Bruxelles, 18/11/2003 (Agence Europe) - Le feu vert à la création d'une facilité d'appui de 250 millions d'euros aux forces de maintien de la paix africaines (voir EUROPE du 15 novembre, p.11) a été l'avancée la plus significative du volet « Développement » du Conseil de lundi à Bruxelles. Il permettra la mobilisation de fonds destinés à la coopération au développement pour soutenir des opérations de maintien de la paix dont les forces militaires africaines seront les acteurs, et ce dès 2004, une fois adoptée la décision conjointe des pays ACP (Afrique/Caraïbes/Pacifique) et de l'UE, préalablement requise. A titre indicatif, ces fonds pourraient financer la formation des forces africaines, le développement des capacités, le transport de troupes d'un pays africain à l'autre, etc., mais en aucun cas des dépenses militaires et en armements.

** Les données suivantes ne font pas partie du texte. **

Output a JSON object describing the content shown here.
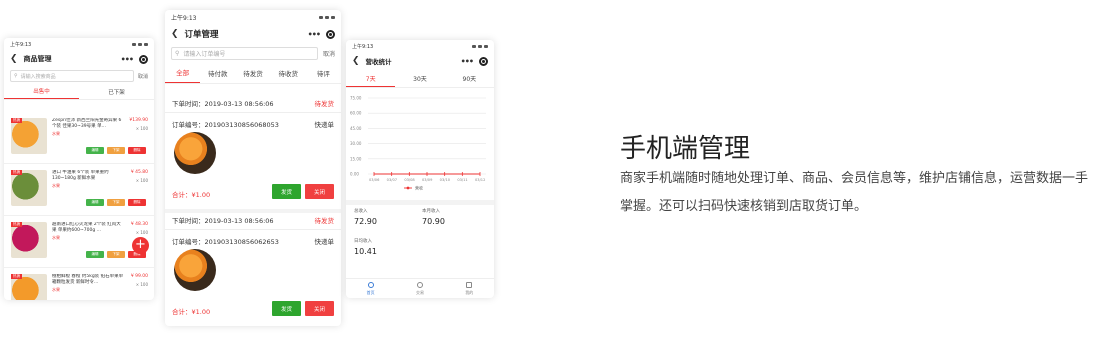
{
  "status_time": "上午9:13",
  "products_screen": {
    "title": "商品管理",
    "search_placeholder": "请输入搜索商品",
    "search_cancel": "取消",
    "tabs": [
      "出售中",
      "已下架"
    ],
    "items": [
      {
        "tag": "热销",
        "name": "Zespri佳沛 新西兰阳光金奇异果 6个装 佳果30~39号果 单...",
        "price": "¥139.90",
        "stock": "× 100",
        "spec": "水果"
      },
      {
        "tag": "热销",
        "name": "进口 牛油果 6个装 单果重约130~180g 新鲜水果",
        "price": "¥ 45.80",
        "stock": "× 100",
        "spec": "水果"
      },
      {
        "tag": "热销",
        "name": "越南进口红心火龙果 2个装 红肉大果 单果约600~700g ...",
        "price": "¥ 48.30",
        "stock": "× 100",
        "spec": "水果"
      },
      {
        "tag": "热销",
        "name": "椪柑鲜橙 春橙 约5kg装 铂石单果单箱颗粒发货 新鲜时令...",
        "price": "¥ 99.00",
        "stock": "× 100",
        "spec": "水果"
      }
    ],
    "op_labels": {
      "edit": "编辑",
      "off": "下架",
      "del": "删除"
    },
    "thumb_colors": [
      "#f4a234",
      "#6b8e3a",
      "#c2185b",
      "#f39a2a"
    ]
  },
  "orders_screen": {
    "title": "订单管理",
    "search_placeholder": "请输入订单编号",
    "search_cancel": "取消",
    "tabs": [
      "全部",
      "待付款",
      "待发货",
      "待收货",
      "待评"
    ],
    "orders": [
      {
        "time": "下单时间：2019-03-13 08:56:06",
        "status": "待发货",
        "number": "订单编号：201903130856068053",
        "ship_type": "快递单",
        "total": "合计：¥1.00",
        "btn_ship": "发货",
        "btn_close": "关闭"
      },
      {
        "time": "下单时间：2019-03-13 08:56:06",
        "status": "待发货",
        "number": "订单编号：201903130856062653",
        "ship_type": "快递单",
        "total": "合计：¥1.00",
        "btn_ship": "发货",
        "btn_close": "关闭"
      }
    ]
  },
  "revenue_screen": {
    "title": "营收统计",
    "tabs": [
      "7天",
      "30天",
      "90天"
    ],
    "chart_data": {
      "type": "line",
      "x": [
        "03/06",
        "03/07",
        "03/08",
        "03/09",
        "03/10",
        "03/11",
        "03/12"
      ],
      "series": [
        {
          "name": "营收",
          "values": [
            0,
            0,
            0,
            0,
            0,
            0,
            0
          ]
        }
      ],
      "yticks": [
        "75.00",
        "60.00",
        "45.00",
        "30.00",
        "15.00",
        "0.00"
      ],
      "ylim": [
        0,
        75
      ],
      "grid": true,
      "legend": "bottom",
      "color": "#e33"
    },
    "stats": [
      {
        "label": "总收入",
        "value": "72.90"
      },
      {
        "label": "本月收入",
        "value": "70.90"
      },
      {
        "label": "日均收入",
        "value": "10.41"
      }
    ],
    "bottom_nav": [
      "首页",
      "交易",
      "我的"
    ]
  },
  "headline": "手机端管理",
  "description": "商家手机端随时随地处理订单、商品、会员信息等，维护店铺信息，运营数据一手掌握。还可以扫码快速核销到店取货订单。"
}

Devant la presse, Franco Frattini s'est félicité de ce résultat. « Cette facilité pour la paix en Afrique est un résultat majeur qui place notre politique africaine et le dialogue UE/Afrique sur le devant de la scène », a-t-il déclaré en remerciant la Commission d'avoir proposé cette réponse à une demande de l'Union africaine. Le Commissaire Poul Nielson, pour sa part, a déclaré « sans la paix et la stabilité, il ne peut pas y avoir de développement en Afrique. La décision que nous avons prise se fonde sur ce constat et ajoute une nouvelle dimension à notre coopération au développement avec l'Afrique ».Cette facilité sera financée par les ressources du Fonds européen de développement (Fed), à titre provisoire (et non pendant trois ans comme le voulait la Commission), le temps que soient trouvées des sources alternatives de financement dans le budget communautaire ; cela pour ne pas détourner l'UE de l'objectif de Monterrey (augmentation du niveau d'aide publique au développement - une préoccupation chère à l'Allemagne). Le réexamen du mode de financement interviendra sur la base d'un rapport d'évaluation de la Commission après un an d'expérimentation de ce nouvel instrument. La mise en oeuvre de la facilité devra être cohérente avec la politique extérieure de l'UE.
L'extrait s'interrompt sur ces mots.